If Hayes’ introduction didn’t get the attention of the early arrivals, her dreamy 30-minute set certainly did. To answer the original question, Hayes was finishing up a series of dates in the United States opening up for Jackson to promote her third album, The Hollow of Morning, which was released September 30, 2008, via Second Motion Records.
The record was co-produced by longtime collaborator David Odlum, a onetime Dublin busker and former member of The Frames who brought some gravitas to the proceedings with his blazing electric guitar runs. Not that the audience needed to be pumped up for Jackson’s arrival.
They seemed content to sit through the soothing sounds of Hayes, whose smile alone could light up an entire theater. Resembling a petite version of Uma Thurman, Hayes is a wisp of a woman, and her songs seem even lighter. Not lightweight or lighthearted, mind you.
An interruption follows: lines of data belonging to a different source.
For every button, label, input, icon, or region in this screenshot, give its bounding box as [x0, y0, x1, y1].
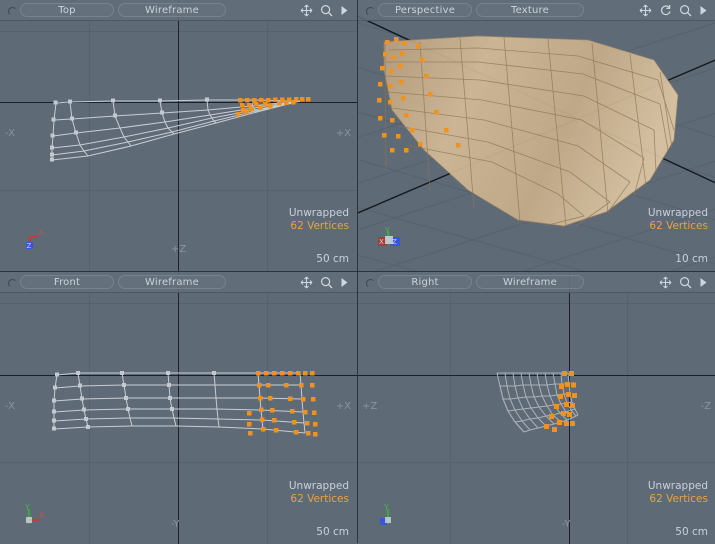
- viewport-status-bottom-left: Unwrapped 62 Vertices: [289, 480, 349, 506]
- viewport-tools-bottom-right[interactable]: [659, 276, 712, 289]
- svg-text:Y: Y: [24, 503, 30, 512]
- shading-selector-bottom-right[interactable]: Wireframe: [476, 275, 584, 289]
- svg-text:Z: Z: [27, 242, 32, 250]
- shading-selector-top-left[interactable]: Wireframe: [118, 3, 226, 17]
- status-object-name: Unwrapped: [647, 207, 708, 219]
- shading-selector-bottom-left[interactable]: Wireframe: [118, 275, 226, 289]
- move-icon[interactable]: [300, 276, 313, 289]
- svg-text:Y: Y: [384, 226, 390, 235]
- viewport-header-top-left[interactable]: Top Wireframe: [0, 0, 357, 21]
- viewport-menu-icon[interactable]: [364, 5, 375, 16]
- viewport-header-bottom-left[interactable]: Front Wireframe: [0, 272, 357, 293]
- status-vertex-count: 62 Vertices: [290, 220, 349, 232]
- svg-text:Y: Y: [383, 503, 389, 512]
- axis-gizmo-bottom-left: Y X: [24, 503, 45, 524]
- rotate-icon[interactable]: [659, 4, 672, 17]
- viewport-status-top-left: Unwrapped 62 Vertices: [289, 207, 349, 233]
- viewport-bottom-left[interactable]: Front Wireframe -X +X -Y Unwrapped 62 Ve…: [0, 272, 357, 544]
- axis-label-left-bottom-right: +Z: [362, 401, 378, 412]
- play-icon[interactable]: [340, 277, 349, 288]
- status-object-name: Unwrapped: [647, 480, 708, 492]
- axis-label-bottom-bottom-left: -Y: [171, 519, 180, 530]
- axis-label-bottom-bottom-right: -Y: [562, 519, 571, 530]
- zoom-icon[interactable]: [679, 4, 692, 17]
- viewport-bottom-right[interactable]: Right Wireframe +Z -Z -Y Unwrapped 62 Ve…: [358, 272, 715, 544]
- move-icon[interactable]: [300, 4, 313, 17]
- scale-indicator-bottom-right: 50 cm: [675, 526, 708, 538]
- zoom-icon[interactable]: [679, 276, 692, 289]
- move-icon[interactable]: [659, 276, 672, 289]
- viewport-status-bottom-right: Unwrapped 62 Vertices: [648, 480, 708, 506]
- status-vertex-count: 62 Vertices: [649, 493, 708, 505]
- axis-label-right-bottom-left: +X: [335, 401, 351, 412]
- axis-label-right-top-left: +X: [335, 128, 351, 139]
- zoom-icon[interactable]: [320, 4, 333, 17]
- scale-indicator-top-left: 50 cm: [316, 253, 349, 265]
- play-icon[interactable]: [699, 5, 708, 16]
- shading-selector-top-right[interactable]: Texture: [476, 3, 584, 17]
- viewport-header-top-right[interactable]: Perspective Texture: [358, 0, 715, 21]
- axis-label-left-top-left: -X: [5, 128, 15, 139]
- status-object-name: Unwrapped: [288, 480, 349, 492]
- viewport-grid: Top Wireframe -X +X +Z Unwrapped 62 Vert…: [0, 0, 715, 544]
- status-object-name: Unwrapped: [288, 207, 349, 219]
- view-selector-top-left[interactable]: Top: [20, 3, 114, 17]
- move-icon[interactable]: [639, 4, 652, 17]
- view-selector-top-right[interactable]: Perspective: [378, 3, 472, 17]
- viewport-menu-icon[interactable]: [6, 5, 17, 16]
- viewport-menu-icon[interactable]: [364, 277, 375, 288]
- axis-gizmo-bottom-right: Y: [380, 503, 391, 525]
- viewport-top-left[interactable]: Top Wireframe -X +X +Z Unwrapped 62 Vert…: [0, 0, 357, 271]
- axis-gizmo-top-right: X Y Z: [378, 226, 400, 246]
- viewport-top-right[interactable]: Perspective Texture Unwrapped 62 Vertice…: [358, 0, 715, 271]
- viewport-menu-icon[interactable]: [6, 277, 17, 288]
- svg-text:X: X: [39, 511, 45, 520]
- zoom-icon[interactable]: [320, 276, 333, 289]
- play-icon[interactable]: [699, 277, 708, 288]
- view-selector-bottom-right[interactable]: Right: [378, 275, 472, 289]
- viewport-tools-top-right[interactable]: [639, 4, 712, 17]
- view-selector-bottom-left[interactable]: Front: [20, 275, 114, 289]
- viewport-status-top-right: Unwrapped 62 Vertices: [648, 207, 708, 233]
- svg-text:X: X: [379, 238, 384, 246]
- viewport-tools-bottom-left[interactable]: [300, 276, 353, 289]
- svg-text:X: X: [38, 228, 44, 237]
- axis-label-bottom-top-left: +Z: [171, 244, 187, 255]
- viewport-tools-top-left[interactable]: [300, 4, 353, 17]
- axis-label-right-bottom-right: -Z: [700, 401, 711, 412]
- scale-indicator-bottom-left: 50 cm: [316, 526, 349, 538]
- scale-indicator-top-right: 10 cm: [675, 253, 708, 265]
- status-vertex-count: 62 Vertices: [290, 493, 349, 505]
- viewport-header-bottom-right[interactable]: Right Wireframe: [358, 272, 715, 293]
- play-icon[interactable]: [340, 5, 349, 16]
- axis-gizmo-top-left: X Z: [26, 228, 44, 250]
- axis-label-left-bottom-left: -X: [5, 401, 15, 412]
- status-vertex-count: 62 Vertices: [649, 220, 708, 232]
Her profound words carry significant weight, yet with her feathery touch, they seemed ready to vanish into thin air, which would have been appropriate in this college town situated 5,400 feet above sea level.
Though she dressed down for the performance, wearing jeans and a beige tank top, with her blonde locks wrapped in a ponytail, the striking beauty was there for all to behold. And that ethereal voice wasn’t bad either.
Hayes began her six-song set with two selections from her 2005 release, The Roads Don't Love You, “Happy Sad” and “Easy On The Eye.” Wink, wink.
After switching acoustic guitars for the lovely “In Over My Head” from The Hollow of Morning, Hayes told the crowd to hold on while she searched for a guitar pick in the back pocket of her jeans. “I swear I’m a professional,” she said apologetically.
On the album, “In Over My Head” begins with the sounds of a gentle breeze blowing, birds chirping, and church bells ringing. It then transforms into a mid-tempo rocker blending her layered vocals with soaring guitars from My Bloody Valentine’s Kevin Shields. It was one of the highlights of her show and the album.